Descrizione del diario
“Esplicitamente pensoso, come nella fotografia da solo della prima comunione…. o lieto come nella prima fotografia, ma di una ilarità che, se mi fosse stato fatto un brutto scherzo, sarei divenuto serio, pensoso... C’è quindi innata coscienza una consapevolezza ma anche una gravità abituali proprie di altre età che si vede mancare… anche a fotografie di adulti stessi.”
Questo è l’incipit del diario del sedicenne Franco Tantardini scritto durante le vacanze estive dell’anno 1934. Già in questo primo quaderno al di là di una giovanile presunzione, ci appare non solo un giovane pienamente consapevole della propria personalità, che pare già affermata per intero. Ma anche uno scrittore che padroneggia perfettamente la lingua per l’accuratezza dei termini scelti e per la complessa articolazione del discorso e, ciò che è più sorprendente, per la scelta di un costrutto e di figure retoriche che si propongono di interessare il lettore. Quasi che il diario sia sottoposto all’attenzione non tanto di un altro non prevedibile, ma di un se stesso sommamente esigente. Anche per questo linguaggio che si ripete per tutto il primo quaderno e, rafforzato e perfezionato, nel secondo redatto durante gli anni di seminario, dal 1938 al 1940, il diario rappresenta, per chi lo ha letto e presentato al Premio, un unicum, che mantiene sia nella forma che nei contenuti piena validità soprattutto per i nostri tempi. Tempi dove l’amore per la lingua è ormai inesistente.

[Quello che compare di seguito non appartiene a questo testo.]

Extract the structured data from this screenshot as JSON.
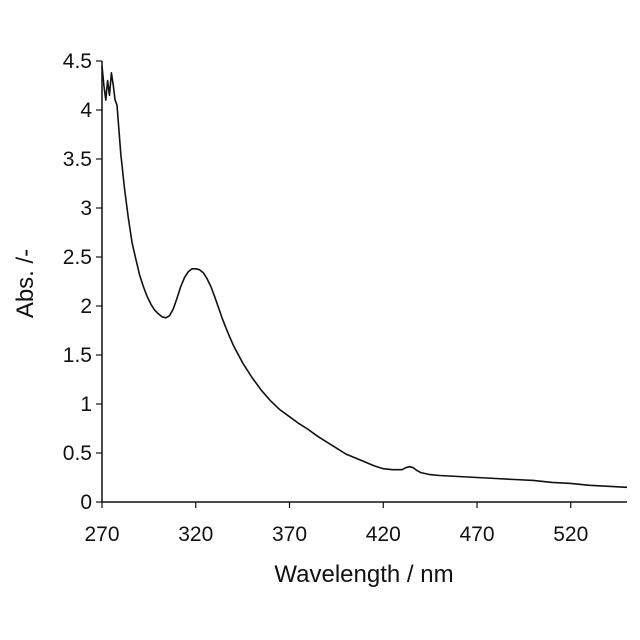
{
  "chart_data": {
    "type": "line",
    "title": "",
    "xlabel": "Wavelength  / nm",
    "ylabel": "Abs. /-",
    "xlim": [
      270,
      550
    ],
    "ylim": [
      0,
      4.5
    ],
    "x_ticks": [
      270,
      320,
      370,
      420,
      470,
      520
    ],
    "x_tick_labels": [
      "270",
      "320",
      "370",
      "420",
      "470",
      "520"
    ],
    "y_ticks": [
      0,
      0.5,
      1,
      1.5,
      2,
      2.5,
      3,
      3.5,
      4,
      4.5
    ],
    "y_tick_labels": [
      "0",
      "0.5",
      "1",
      "1.5",
      "2",
      "2.5",
      "3",
      "3.5",
      "4",
      "4.5"
    ],
    "grid": false,
    "legend": "none",
    "line_color": "#111111",
    "series": [
      {
        "x": [
          270,
          271,
          272,
          273,
          274,
          275,
          276,
          277,
          278,
          279,
          280,
          282,
          284,
          286,
          288,
          290,
          292,
          294,
          296,
          298,
          300,
          302,
          304,
          306,
          308,
          310,
          312,
          314,
          316,
          318,
          320,
          322,
          324,
          326,
          328,
          330,
          332,
          334,
          336,
          338,
          340,
          345,
          350,
          355,
          360,
          365,
          370,
          375,
          380,
          385,
          390,
          395,
          400,
          405,
          410,
          415,
          420,
          425,
          430,
          432,
          434,
          436,
          438,
          440,
          445,
          450,
          460,
          470,
          480,
          490,
          500,
          510,
          520,
          530,
          540,
          550
        ],
        "y": [
          4.45,
          4.25,
          4.1,
          4.3,
          4.15,
          4.38,
          4.25,
          4.1,
          4.05,
          3.8,
          3.55,
          3.2,
          2.9,
          2.65,
          2.48,
          2.32,
          2.2,
          2.1,
          2.02,
          1.96,
          1.92,
          1.89,
          1.88,
          1.9,
          1.97,
          2.08,
          2.2,
          2.29,
          2.35,
          2.38,
          2.38,
          2.37,
          2.34,
          2.28,
          2.2,
          2.1,
          1.99,
          1.88,
          1.78,
          1.69,
          1.6,
          1.42,
          1.27,
          1.14,
          1.03,
          0.94,
          0.87,
          0.8,
          0.74,
          0.67,
          0.61,
          0.55,
          0.49,
          0.45,
          0.41,
          0.37,
          0.34,
          0.33,
          0.33,
          0.35,
          0.36,
          0.35,
          0.32,
          0.3,
          0.28,
          0.27,
          0.26,
          0.25,
          0.24,
          0.23,
          0.22,
          0.2,
          0.19,
          0.17,
          0.16,
          0.15
        ]
      }
    ]
  }
}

Franco passa queste vacanze a visitare chiese di Cremona e dei dintorni. Ne descrive con accuratezza estrema gli ambienti e pregi o difetti artistici e architettonici, giudica con severità e acribia gli arredi sacri e perfino i mobili delle sagrestie. A un giudizio affrettato potrebbe sembrare una strana mania. In realtà è una manifestazione precoce della sua vocazione di cerimoniere. Attraverso giudizi positivi e negativi, sapienti rilievi Franco sembra costruire pazientemente una grande chiesa, probabilmente nel trionfante stile barocco, quale ambientazione ideale per le complesse e potenti cerimonie di una chiesa post-tridentina e preconciliare, in concorrenza forse con le parate e i fasti di un regime con cui ha comunque un rapporto storicamente competitivo.

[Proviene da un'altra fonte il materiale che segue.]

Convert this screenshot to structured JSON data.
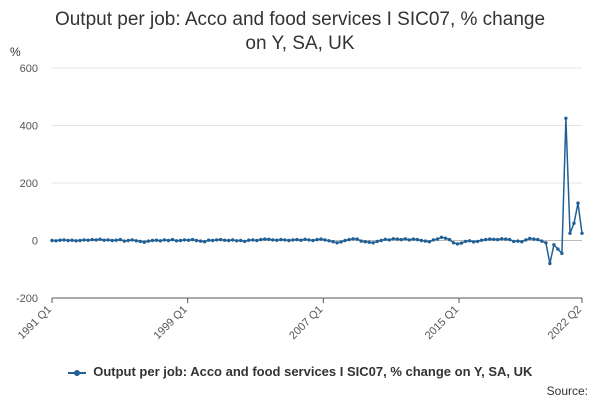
{
  "title_line1": "Output per job: Acco and food services I SIC07, % change",
  "title_line2": "on Y, SA, UK",
  "source": "Source:",
  "chart_data": {
    "type": "line",
    "ylabel": "%",
    "ylim": [
      -200,
      600
    ],
    "yticks": [
      -200,
      0,
      200,
      400,
      600
    ],
    "xticks": [
      "1991 Q1",
      "1999 Q1",
      "2007 Q1",
      "2015 Q1",
      "2022 Q2"
    ],
    "x_start": "1991 Q1",
    "x_end": "2022 Q2",
    "grid": true,
    "legend_position": "bottom",
    "series": [
      {
        "name": "Output per job: Acco and food services I SIC07, % change on Y, SA, UK",
        "color": "#206095",
        "values": [
          0,
          -1,
          1,
          2,
          0,
          1,
          -1,
          0,
          2,
          1,
          3,
          2,
          4,
          1,
          2,
          0,
          1,
          3,
          -2,
          0,
          2,
          -1,
          -3,
          -6,
          -2,
          0,
          1,
          -1,
          2,
          0,
          3,
          -1,
          0,
          2,
          1,
          3,
          0,
          -2,
          -4,
          1,
          0,
          2,
          3,
          1,
          0,
          2,
          -1,
          0,
          -3,
          1,
          2,
          0,
          3,
          5,
          4,
          2,
          1,
          3,
          2,
          0,
          2,
          3,
          1,
          4,
          2,
          0,
          3,
          5,
          2,
          -1,
          -4,
          -8,
          -5,
          0,
          3,
          6,
          5,
          -2,
          -4,
          -6,
          -8,
          -3,
          0,
          4,
          2,
          6,
          5,
          3,
          6,
          2,
          5,
          3,
          0,
          -2,
          -4,
          2,
          5,
          11,
          8,
          3,
          -8,
          -12,
          -9,
          -3,
          -1,
          -5,
          -3,
          1,
          3,
          5,
          4,
          3,
          6,
          5,
          3,
          -3,
          -2,
          -4,
          2,
          7,
          5,
          3,
          -2,
          -8,
          -80,
          -15,
          -30,
          -45,
          425,
          25,
          60,
          130,
          25
        ]
      }
    ]
  }
}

Visita ai palazzi. Passando davanti al palazzo Trecchi in via Guido Grandi, mi son fatto una leggera violenza, e sono entrato. Sotto il colonnato, a destra, naturalmente non vedevo che stanze di uffici, appesi in una un cappello e un indumento bianchi di signorina, un lontano ticchettio di dattilografia, ma nessuna anima viva. Erano gli uffici del procuratore (non c’era “marchese”) Mina Bolzesi, dell’avvocato Boschi e un altro. Allora mi son rivolto all’uscio di fronte, che aveva più l’aspetto di introdurre in una portineria…. Suonato o, meglio, premuto per due volte il bottone d’un campanello che o era rotto o metteva in comunicazione quel luogo con l’Australia, ho sospinto l’uscio, pensando che fosse il meglio. In fondo a una portineria che mi è parsa sconclusionata, seduta a un tavolo quasi sotto l’alta finestra della strada, la portinaia stava lavorando di biancheria, come quella del Museo, e anche l’età non dev’esser men equivalente. Quando sono finalmente giunto in fondo a quell’ambiente, ero aspettato rispettosamente in piedi (dopo, uscito, mi son rimproverato d’esser stato così poco cortese da non dire che non si scomodasse per un tal seccatore).

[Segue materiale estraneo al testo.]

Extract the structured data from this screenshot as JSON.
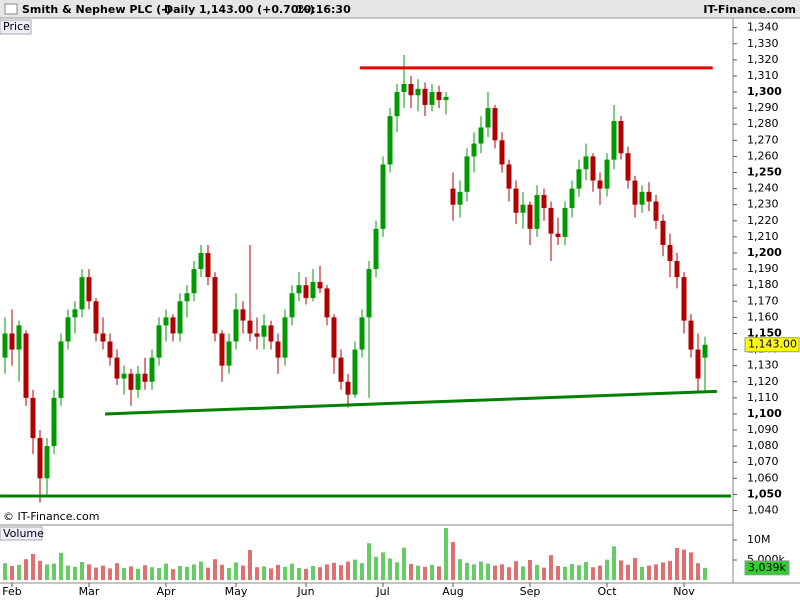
{
  "header": {
    "title": "Smith & Nephew PLC (-)",
    "period": "Daily",
    "quote": "1,143.00 (+0.70%)",
    "time": "10:16:30",
    "brand": "IT-Finance.com"
  },
  "chart_data": {
    "type": "candlestick",
    "price_label": "Price",
    "volume_label": "Volume",
    "copyright": "© IT-Finance.com",
    "up_color": "#009900",
    "down_color": "#b00000",
    "vol_up_color": "#66cc66",
    "vol_down_color": "#e07070",
    "categories": [
      null,
      "Feb",
      null,
      null,
      null,
      null,
      null,
      null,
      null,
      null,
      null,
      null,
      "Mar",
      null,
      null,
      null,
      null,
      null,
      null,
      null,
      null,
      null,
      null,
      "Apr",
      null,
      null,
      null,
      null,
      null,
      null,
      null,
      null,
      null,
      "May",
      null,
      null,
      null,
      null,
      null,
      null,
      null,
      null,
      null,
      "Jun",
      null,
      null,
      null,
      null,
      null,
      null,
      null,
      null,
      null,
      null,
      "Jul",
      null,
      null,
      null,
      null,
      null,
      null,
      null,
      null,
      null,
      "Aug",
      null,
      null,
      null,
      null,
      null,
      null,
      null,
      null,
      null,
      null,
      "Sep",
      null,
      null,
      null,
      null,
      null,
      null,
      null,
      null,
      null,
      null,
      "Oct",
      null,
      null,
      null,
      null,
      null,
      null,
      null,
      null,
      null,
      null,
      "Nov",
      null,
      null,
      null
    ],
    "ohlc": [
      [
        1135,
        1160,
        1125,
        1150
      ],
      [
        1150,
        1165,
        1130,
        1140
      ],
      [
        1140,
        1158,
        1120,
        1155
      ],
      [
        1150,
        1152,
        1105,
        1110
      ],
      [
        1110,
        1115,
        1075,
        1085
      ],
      [
        1085,
        1090,
        1045,
        1060
      ],
      [
        1060,
        1085,
        1050,
        1080
      ],
      [
        1080,
        1115,
        1075,
        1110
      ],
      [
        1110,
        1150,
        1105,
        1145
      ],
      [
        1145,
        1165,
        1140,
        1160
      ],
      [
        1160,
        1170,
        1150,
        1165
      ],
      [
        1165,
        1190,
        1160,
        1185
      ],
      [
        1185,
        1190,
        1165,
        1170
      ],
      [
        1170,
        1172,
        1145,
        1150
      ],
      [
        1150,
        1160,
        1140,
        1145
      ],
      [
        1145,
        1150,
        1130,
        1135
      ],
      [
        1135,
        1140,
        1118,
        1122
      ],
      [
        1122,
        1130,
        1112,
        1125
      ],
      [
        1125,
        1128,
        1105,
        1115
      ],
      [
        1115,
        1130,
        1110,
        1125
      ],
      [
        1125,
        1135,
        1115,
        1120
      ],
      [
        1120,
        1140,
        1115,
        1135
      ],
      [
        1135,
        1160,
        1130,
        1155
      ],
      [
        1155,
        1165,
        1145,
        1160
      ],
      [
        1160,
        1162,
        1145,
        1150
      ],
      [
        1150,
        1175,
        1145,
        1170
      ],
      [
        1170,
        1180,
        1160,
        1175
      ],
      [
        1175,
        1195,
        1170,
        1190
      ],
      [
        1190,
        1205,
        1185,
        1200
      ],
      [
        1200,
        1205,
        1180,
        1185
      ],
      [
        1185,
        1188,
        1145,
        1150
      ],
      [
        1150,
        1152,
        1120,
        1130
      ],
      [
        1130,
        1150,
        1125,
        1145
      ],
      [
        1145,
        1175,
        1140,
        1165
      ],
      [
        1165,
        1170,
        1150,
        1158
      ],
      [
        1158,
        1205,
        1145,
        1150
      ],
      [
        1150,
        1160,
        1140,
        1148
      ],
      [
        1148,
        1162,
        1140,
        1155
      ],
      [
        1155,
        1158,
        1140,
        1145
      ],
      [
        1145,
        1150,
        1125,
        1135
      ],
      [
        1135,
        1165,
        1130,
        1160
      ],
      [
        1160,
        1180,
        1155,
        1175
      ],
      [
        1175,
        1188,
        1170,
        1180
      ],
      [
        1180,
        1185,
        1168,
        1172
      ],
      [
        1172,
        1190,
        1170,
        1182
      ],
      [
        1182,
        1192,
        1175,
        1178
      ],
      [
        1178,
        1180,
        1155,
        1160
      ],
      [
        1160,
        1162,
        1125,
        1135
      ],
      [
        1135,
        1140,
        1115,
        1120
      ],
      [
        1120,
        1125,
        1104,
        1112
      ],
      [
        1112,
        1145,
        1110,
        1140
      ],
      [
        1140,
        1165,
        1135,
        1160
      ],
      [
        1160,
        1195,
        1110,
        1190
      ],
      [
        1190,
        1220,
        1185,
        1215
      ],
      [
        1215,
        1260,
        1210,
        1255
      ],
      [
        1255,
        1290,
        1250,
        1285
      ],
      [
        1285,
        1305,
        1275,
        1300
      ],
      [
        1300,
        1323,
        1290,
        1305
      ],
      [
        1305,
        1310,
        1290,
        1298
      ],
      [
        1298,
        1308,
        1288,
        1302
      ],
      [
        1302,
        1306,
        1285,
        1292
      ],
      [
        1292,
        1305,
        1288,
        1300
      ],
      [
        1300,
        1304,
        1290,
        1295
      ],
      [
        1295,
        1300,
        1286,
        1297
      ],
      [
        1240,
        1250,
        1220,
        1230
      ],
      [
        1230,
        1245,
        1222,
        1238
      ],
      [
        1238,
        1265,
        1232,
        1260
      ],
      [
        1260,
        1275,
        1250,
        1268
      ],
      [
        1268,
        1285,
        1262,
        1278
      ],
      [
        1278,
        1300,
        1272,
        1290
      ],
      [
        1290,
        1292,
        1265,
        1270
      ],
      [
        1270,
        1275,
        1250,
        1255
      ],
      [
        1255,
        1258,
        1232,
        1240
      ],
      [
        1240,
        1245,
        1218,
        1225
      ],
      [
        1225,
        1238,
        1215,
        1230
      ],
      [
        1230,
        1232,
        1205,
        1215
      ],
      [
        1215,
        1242,
        1210,
        1236
      ],
      [
        1236,
        1240,
        1220,
        1228
      ],
      [
        1228,
        1232,
        1195,
        1212
      ],
      [
        1212,
        1222,
        1205,
        1210
      ],
      [
        1210,
        1232,
        1205,
        1228
      ],
      [
        1228,
        1245,
        1222,
        1240
      ],
      [
        1240,
        1258,
        1235,
        1252
      ],
      [
        1252,
        1268,
        1245,
        1260
      ],
      [
        1260,
        1262,
        1238,
        1245
      ],
      [
        1245,
        1250,
        1230,
        1240
      ],
      [
        1240,
        1262,
        1235,
        1258
      ],
      [
        1258,
        1292,
        1252,
        1282
      ],
      [
        1282,
        1285,
        1258,
        1262
      ],
      [
        1262,
        1266,
        1240,
        1245
      ],
      [
        1245,
        1248,
        1222,
        1230
      ],
      [
        1230,
        1242,
        1225,
        1238
      ],
      [
        1238,
        1244,
        1226,
        1232
      ],
      [
        1232,
        1236,
        1215,
        1220
      ],
      [
        1220,
        1224,
        1198,
        1205
      ],
      [
        1205,
        1212,
        1185,
        1195
      ],
      [
        1195,
        1200,
        1178,
        1185
      ],
      [
        1185,
        1188,
        1150,
        1158
      ],
      [
        1158,
        1162,
        1135,
        1140
      ],
      [
        1140,
        1150,
        1113,
        1122
      ],
      [
        1135,
        1148,
        1113,
        1143
      ]
    ],
    "volume": [
      4200000,
      3500000,
      3800000,
      5200000,
      6500000,
      4800000,
      3900000,
      4100000,
      6800000,
      3600000,
      3300000,
      4500000,
      3900000,
      3100000,
      3600000,
      2900000,
      4200000,
      3000000,
      3400000,
      2800000,
      3700000,
      3200000,
      3000000,
      4100000,
      2700000,
      3500000,
      3300000,
      3900000,
      4600000,
      3100000,
      5200000,
      3800000,
      3000000,
      4400000,
      3600000,
      7500000,
      3200000,
      3400000,
      2900000,
      3800000,
      3300000,
      4100000,
      3000000,
      2800000,
      3500000,
      3200000,
      3900000,
      4300000,
      3700000,
      4600000,
      5100000,
      4200000,
      9200000,
      5800000,
      6900000,
      5400000,
      4400000,
      8100000,
      4000000,
      3600000,
      3300000,
      3800000,
      3400000,
      13000000,
      9500000,
      5200000,
      4300000,
      3900000,
      4600000,
      4100000,
      3600000,
      3900000,
      3200000,
      4700000,
      3400000,
      5000000,
      3800000,
      3100000,
      6200000,
      3500000,
      3300000,
      4000000,
      3700000,
      4500000,
      3200000,
      3600000,
      5100000,
      8400000,
      4900000,
      3800000,
      5500000,
      3300000,
      3600000,
      3900000,
      4400000,
      4800000,
      8000000,
      7600000,
      6900000,
      4200000,
      3039000
    ],
    "ylim": [
      1031,
      1346
    ],
    "yticks": [
      {
        "value": 1040,
        "label": "1,040"
      },
      {
        "value": 1050,
        "label": "1,050"
      },
      {
        "value": 1060,
        "label": "1,060"
      },
      {
        "value": 1070,
        "label": "1,070"
      },
      {
        "value": 1080,
        "label": "1,080"
      },
      {
        "value": 1090,
        "label": "1,090"
      },
      {
        "value": 1100,
        "label": "1,100"
      },
      {
        "value": 1110,
        "label": "1,110"
      },
      {
        "value": 1120,
        "label": "1,120"
      },
      {
        "value": 1130,
        "label": "1,130"
      },
      {
        "value": 1140,
        "label": "1,140"
      },
      {
        "value": 1150,
        "label": "1,150"
      },
      {
        "value": 1160,
        "label": "1,160"
      },
      {
        "value": 1170,
        "label": "1,170"
      },
      {
        "value": 1180,
        "label": "1,180"
      },
      {
        "value": 1190,
        "label": "1,190"
      },
      {
        "value": 1200,
        "label": "1,200"
      },
      {
        "value": 1210,
        "label": "1,210"
      },
      {
        "value": 1220,
        "label": "1,220"
      },
      {
        "value": 1230,
        "label": "1,230"
      },
      {
        "value": 1240,
        "label": "1,240"
      },
      {
        "value": 1250,
        "label": "1,250"
      },
      {
        "value": 1260,
        "label": "1,260"
      },
      {
        "value": 1270,
        "label": "1,270"
      },
      {
        "value": 1280,
        "label": "1,280"
      },
      {
        "value": 1290,
        "label": "1,290"
      },
      {
        "value": 1300,
        "label": "1,300"
      },
      {
        "value": 1310,
        "label": "1,310"
      },
      {
        "value": 1320,
        "label": "1,320"
      },
      {
        "value": 1330,
        "label": "1,330"
      },
      {
        "value": 1340,
        "label": "1,340"
      }
    ],
    "y2lim": [
      0,
      13250000
    ],
    "y2ticks": [
      {
        "value": 10000000,
        "label": "10M"
      },
      {
        "value": 5000000,
        "label": "5,000k"
      }
    ],
    "last_price": {
      "value": 1143,
      "label": "1,143.00",
      "color": "#ffff00"
    },
    "last_volume": {
      "value": 3039000,
      "label": "3,039k",
      "color": "#33cc33"
    },
    "lines": [
      {
        "color": "#ee0000",
        "from": [
          50.7,
          1315
        ],
        "to": [
          101.1,
          1315
        ]
      },
      {
        "color": "#008000",
        "from": [
          14.3,
          1100
        ],
        "to": [
          101.7,
          1114
        ]
      },
      {
        "color": "#008000",
        "from": [
          -0.7,
          1049
        ],
        "to": [
          103.7,
          1049
        ]
      }
    ]
  }
}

Dopo aver indicato alcune modifiche per l’oratorio del seminario, aggiunge (difficoltà non ne mancherebbero), e poi… son le sei, prendo in mano il vangelo di S. Luca e leggo. “Cum autem turba plurima convenirent…” una folla di chi? di fanciulli che accorrono al mio oratorio così riformato e organizzato? Oh, no! di videntes non videntes, et audientes non intelligentes, nisi in parabolis”.
Non manca però una costante riflessione su se stesso, sui suoi sentimenti, sugli inevitabili conflitti adolescenziali. Si irrita se la mamma lo controlla troppo come ogni ragazzo che tiene alla propria autonomia di cui si crede senz’altro all’altezza. Si definisce un “cespuglio”. Per descrivere se stesso a 16 anni sceglie uno dei più commoventi passi del Manzoni, la monaca di Monza. E cita da I Promessi Sposi “s’inoltrava in quell’età cosi critica, nella quale par che entri nell’animo quasi una potenza misteriosa, che solleva, adorna e rinvigorisce tutte le inclinazioni, tutte l’idee, e qualche volta le trasforma o le rivolge a un corso impreveduto”. E commenta con impeto giovanile: “Non è l’amore? Il periodo seguente par che confermi: L’amore è quella cosa che nasce nel cuore a 15 anni – e io ne ho sedici.”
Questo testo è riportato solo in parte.